We estimate a model of holding period adjustment for four stock indices in the UK over the period 1980 to 2004. We postulate zone-symmetric investor preferences that result in an estimable ESTAR (Exponential Smooth Transition Autoregressive) model of the holding period for common stocks as a function of stock price volatility, market value and the bid-ask spread. These models suggest that there exists a nontrading zone due to the presence of transactions costs over and above the usual bid-ask spread. Normally such costs are not directly observed thus we need to deduce their influence by observing investors’ responses to asset price shocks that necessitate trading. We show that the speed of adjustment increases as a function of deviations from the optimum. We present strong evidence of nonlinearities in the adjustment process that can be modelled by the proposed ESTAR model. We find that for heavily traded firms, such as those included in the FTSE 100, even small misalignments of the holding period from its ‘optimal’ value, trigger trading. However, transactions costs (other than the bid-ask spread) prevent such rapid adjustment in the other indices.

Notes

¹ See among others Stoll (1978), Hamilton (1976), Marsh and Rock (1986) and Atkins and Dyl (1990).
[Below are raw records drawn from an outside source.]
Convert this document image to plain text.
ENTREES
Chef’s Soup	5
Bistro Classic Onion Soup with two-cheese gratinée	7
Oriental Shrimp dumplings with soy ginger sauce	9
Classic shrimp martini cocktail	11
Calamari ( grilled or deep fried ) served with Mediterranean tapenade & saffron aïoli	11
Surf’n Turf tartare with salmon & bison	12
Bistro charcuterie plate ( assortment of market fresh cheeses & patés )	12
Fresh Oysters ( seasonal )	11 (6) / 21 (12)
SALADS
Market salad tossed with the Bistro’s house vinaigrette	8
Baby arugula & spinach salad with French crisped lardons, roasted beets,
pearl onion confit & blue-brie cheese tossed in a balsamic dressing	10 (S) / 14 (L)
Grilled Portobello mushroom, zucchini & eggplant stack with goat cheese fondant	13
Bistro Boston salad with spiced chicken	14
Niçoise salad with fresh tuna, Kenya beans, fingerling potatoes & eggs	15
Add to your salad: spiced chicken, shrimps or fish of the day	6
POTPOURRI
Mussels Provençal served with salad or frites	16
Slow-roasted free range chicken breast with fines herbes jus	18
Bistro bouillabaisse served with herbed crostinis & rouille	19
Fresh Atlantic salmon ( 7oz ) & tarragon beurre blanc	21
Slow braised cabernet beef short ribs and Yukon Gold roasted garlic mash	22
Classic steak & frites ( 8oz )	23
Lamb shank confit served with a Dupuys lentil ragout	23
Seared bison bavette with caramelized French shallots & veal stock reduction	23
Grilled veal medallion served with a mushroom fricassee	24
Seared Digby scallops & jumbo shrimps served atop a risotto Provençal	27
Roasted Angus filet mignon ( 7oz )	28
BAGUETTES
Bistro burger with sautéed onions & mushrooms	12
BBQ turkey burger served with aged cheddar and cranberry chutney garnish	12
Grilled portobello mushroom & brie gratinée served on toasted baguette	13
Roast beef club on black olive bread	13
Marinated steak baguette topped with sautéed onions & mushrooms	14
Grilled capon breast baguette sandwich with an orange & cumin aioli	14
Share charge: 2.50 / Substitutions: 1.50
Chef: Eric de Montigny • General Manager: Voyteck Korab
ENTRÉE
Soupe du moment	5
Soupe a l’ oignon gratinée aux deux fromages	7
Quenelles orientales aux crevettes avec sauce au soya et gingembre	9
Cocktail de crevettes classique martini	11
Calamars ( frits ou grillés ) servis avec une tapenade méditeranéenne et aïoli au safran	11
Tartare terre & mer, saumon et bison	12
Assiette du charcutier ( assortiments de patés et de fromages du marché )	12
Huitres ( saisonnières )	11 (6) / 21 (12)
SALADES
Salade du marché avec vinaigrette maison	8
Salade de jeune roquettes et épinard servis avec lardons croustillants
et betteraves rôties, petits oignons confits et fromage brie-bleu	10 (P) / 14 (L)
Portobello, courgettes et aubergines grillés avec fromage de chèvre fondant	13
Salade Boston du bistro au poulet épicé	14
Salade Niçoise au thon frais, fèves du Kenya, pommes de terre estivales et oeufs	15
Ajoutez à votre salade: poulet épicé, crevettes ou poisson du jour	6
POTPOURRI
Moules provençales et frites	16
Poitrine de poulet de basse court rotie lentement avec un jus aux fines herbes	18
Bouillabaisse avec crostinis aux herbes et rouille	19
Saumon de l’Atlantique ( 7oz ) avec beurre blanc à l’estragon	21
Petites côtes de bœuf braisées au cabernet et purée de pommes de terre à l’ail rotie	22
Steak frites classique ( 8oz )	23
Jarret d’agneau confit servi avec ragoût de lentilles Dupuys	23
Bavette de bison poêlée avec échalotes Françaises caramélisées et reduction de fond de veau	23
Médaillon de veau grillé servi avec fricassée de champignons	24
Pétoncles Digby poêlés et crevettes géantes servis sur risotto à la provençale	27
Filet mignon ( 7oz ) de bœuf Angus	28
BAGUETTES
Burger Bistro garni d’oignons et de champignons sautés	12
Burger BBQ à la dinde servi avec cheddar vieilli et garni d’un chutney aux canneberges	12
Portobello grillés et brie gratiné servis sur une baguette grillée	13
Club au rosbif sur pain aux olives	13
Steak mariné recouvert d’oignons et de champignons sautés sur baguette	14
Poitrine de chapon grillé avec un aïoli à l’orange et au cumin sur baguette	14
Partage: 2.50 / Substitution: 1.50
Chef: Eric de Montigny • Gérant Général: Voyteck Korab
² Note that all the variables apart from the dummies in Equation 10 are estimated in logs, due to the excess skewness and kurtosis of the data.

³ For more details see Terasvirta (1994, pp. 211–2).

⁴ Phillips–Peron unit root tests were also applied to e_t . The results (not reported) indicate that e_t is clearly stationary at all significance levels.

⁵ The nonlinearity present in the FTSE All Share index suggests that aggregation does not affect the nonlinear dynamics of the disaggregated data.

⁶ Notice that the scaling of (e_{t − d}  − c) in the transition function makes it possible to judge the size of α (Granger and Terasvirta, 1993, pp. 123, 153).

⁷ Notes: The ESTAR results are based on optimal holding period estimates where the variance of monthly returns represent the volatility. For robustness, we also compute the volatility of returns with the use of an Autoregressive Conditional Heteroscedasticity model (ARCH) with one lag structure. The results are identical and are therefore not reported.